1. What does it mean to be nominated in this category?
I feel extremely honoured to be nominated and have my achievements recognised by the Market Research Society. For me, it’s not about the accolades of winning the MRS Young Researcher of the Year award, it’s about what I can do with this platform. The opportunity to be an ambassador for the next generation of young researchers is both humbling and invaluable. I’ve been inspired by the achievements of previous nominees and winners and am delighted to be named amongst such greats. It is really important to have role models that show young researchers they too can have an impact within the research world – however big or small! After all, it’s the next generation of young researchers that will shape the future of research.
2. What is your proudest achievement in your research career so far?
Being shortlisted for Young Researcher of the Year has to be topping it right now! Before that, my proudest achievement has to be attending the parliamentary launch for research I led for MS Society in 2018. The research was part of MS Society’s campaign #ScrapPIP20m which lobbied the government to change the eligibility criteria of the new disability benefit. The campaign received support from 36,000 signatures, and I even got to mingle with some famous political faces while there. Following the success and impact of the research, I won two MRS awards in 2018; Best Public Policy and Social Research, and the MRS’ most prestigious Grand Prix Award. Without a doubt there was a lot to celebrate that evening!
In August this year, I was shortlisted as a finalist for ‘ESOMAR Yes Award’ for young researchers. The award involved creating a 60 second video pitch to be presented at ESOMAR’s Global Insights Festival 2020 alongside finalists from countries including, Malaysia, Singapore, and the US. I put my newfound obsession for TikTok (thank you lockdown) to good use and recorded my pitch in the form a TikTok. The pitch focused on the future of participatory research and how we can ensure research design is inclusive, empowering and reflects participants’ lived experiences. It was such a fun experience to be a part of and a huge privilege to be acknowledged globally within the research industry.
3. What differentiates you as a nominee for the category of Young Researcher of the Year?
From early on in my research career I have not been afraid to push the boundaries of traditional research and explore a different dimension of doing market research altogether. As a young researcher, I have found at times I was conducting research about issues which affected groups of people I’d personally had no experience with. And despite this, I was still deciding how these issues and groups of people should be researched. To me (and maybe to you) this didn’t make sense. I thought, ‘There must be better way we can do this?’. That is when I began exploring the power of participatory approaches.

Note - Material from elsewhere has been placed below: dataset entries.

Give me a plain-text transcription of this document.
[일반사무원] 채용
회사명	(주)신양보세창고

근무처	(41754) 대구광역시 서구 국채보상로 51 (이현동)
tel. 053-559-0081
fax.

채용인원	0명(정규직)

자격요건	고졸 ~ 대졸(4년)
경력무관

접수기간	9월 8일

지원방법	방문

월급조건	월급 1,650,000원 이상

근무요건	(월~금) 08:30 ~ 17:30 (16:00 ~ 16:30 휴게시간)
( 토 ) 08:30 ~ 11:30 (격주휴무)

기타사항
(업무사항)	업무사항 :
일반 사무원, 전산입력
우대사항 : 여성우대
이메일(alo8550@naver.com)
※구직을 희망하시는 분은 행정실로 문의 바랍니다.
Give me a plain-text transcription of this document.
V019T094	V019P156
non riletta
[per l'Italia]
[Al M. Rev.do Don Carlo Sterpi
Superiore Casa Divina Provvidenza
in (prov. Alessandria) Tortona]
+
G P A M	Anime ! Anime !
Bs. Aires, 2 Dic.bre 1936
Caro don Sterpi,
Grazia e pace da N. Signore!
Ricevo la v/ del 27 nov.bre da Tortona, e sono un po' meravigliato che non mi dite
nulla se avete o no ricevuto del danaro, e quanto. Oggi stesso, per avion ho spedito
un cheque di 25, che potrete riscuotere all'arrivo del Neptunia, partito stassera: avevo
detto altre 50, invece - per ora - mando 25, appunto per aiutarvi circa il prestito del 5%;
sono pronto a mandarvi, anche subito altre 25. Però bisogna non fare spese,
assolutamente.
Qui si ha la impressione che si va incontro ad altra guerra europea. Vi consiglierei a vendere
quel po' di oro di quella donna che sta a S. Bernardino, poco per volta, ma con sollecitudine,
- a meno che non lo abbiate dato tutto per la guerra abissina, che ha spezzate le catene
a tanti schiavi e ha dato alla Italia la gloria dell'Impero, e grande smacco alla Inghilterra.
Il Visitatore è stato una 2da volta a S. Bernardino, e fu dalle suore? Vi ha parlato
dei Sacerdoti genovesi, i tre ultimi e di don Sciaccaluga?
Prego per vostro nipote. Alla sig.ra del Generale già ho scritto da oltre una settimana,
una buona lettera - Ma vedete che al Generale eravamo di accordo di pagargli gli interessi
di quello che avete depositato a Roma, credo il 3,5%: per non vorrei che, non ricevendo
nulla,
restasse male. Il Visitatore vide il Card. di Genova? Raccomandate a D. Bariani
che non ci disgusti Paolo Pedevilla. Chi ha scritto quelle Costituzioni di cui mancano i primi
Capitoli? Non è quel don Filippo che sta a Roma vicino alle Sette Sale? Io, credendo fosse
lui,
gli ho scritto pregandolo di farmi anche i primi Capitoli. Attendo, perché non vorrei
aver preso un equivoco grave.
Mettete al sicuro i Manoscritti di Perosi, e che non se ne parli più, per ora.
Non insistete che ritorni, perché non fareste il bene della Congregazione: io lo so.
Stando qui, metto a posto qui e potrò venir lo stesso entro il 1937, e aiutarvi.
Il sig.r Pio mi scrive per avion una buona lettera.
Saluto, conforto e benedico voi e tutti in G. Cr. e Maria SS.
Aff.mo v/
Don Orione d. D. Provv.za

I was inspired to rethink my role as a researcher and create a research process which included participants and gave them an opportunity to decide how they were researched. Ultimately ensuring participants’ voices are heard, instead of researchers speaking on their behalf.
From this point onwards, I have made it my mission for research to become a more empowering and equal place for all participants. Despite participatory research being a new concept to many within market research, I’ve always shared my knowledge with others. Within Walnut Unlimited, I have worked towards establishing this approach as a key research tool, and inspiring and sharing my vision with other young researchers at conferences and universities.
4. What does the future of research look like, in your opinion?
The future of research will blend approaches and reflect the increasingly active role consumers, customers and users have in society. In recent years, we have seen people demanding more from the brands, organisations, and companies that they interact with. Gone is the age of passive consumers. Instead, we see active consumers who are not afraid to use their voice. Grassroot initiatives like #blacklivesmatter and #blackouttuesday have held corporations accountable for their diversity and inclusion practises highlighting that this is more than a passing social media trend.
As researchers, we need to replicate the power shift we are witnessing in society. For me, the future of research will continue to be more than a one-way transactional relationship between researchers and participants. It will be a more collaborative, inclusive approach, grounded in participatory principles. A future which keeps participants at the heart of the research.
More about Bessie Pike…
Bessie is a strong and valued member of our extremely talented qualitative research team at Walnut. Bessie’s MSc in Social Research Methods sparked a passion for participatory techniques early on in her career, which she uses alongside more traditional qualitative techniques. As demonstrated above, Bessie’s passion in research is giving audiences a true voice, rather than speaking on their behalf. Bessie’s work so far has spanned a huge range of clients including Tesco, Heineken, the MS Society, IGD, DAZN and Vonage. Bessie and the team at Walnut Unlimited were also recent winners of the MRS Research proposal competition Understanding Homelessness, successfully pitching a participatory approach to stakeholders from the MRS, Shelter, Crisis and Centre for Homelessness Impact.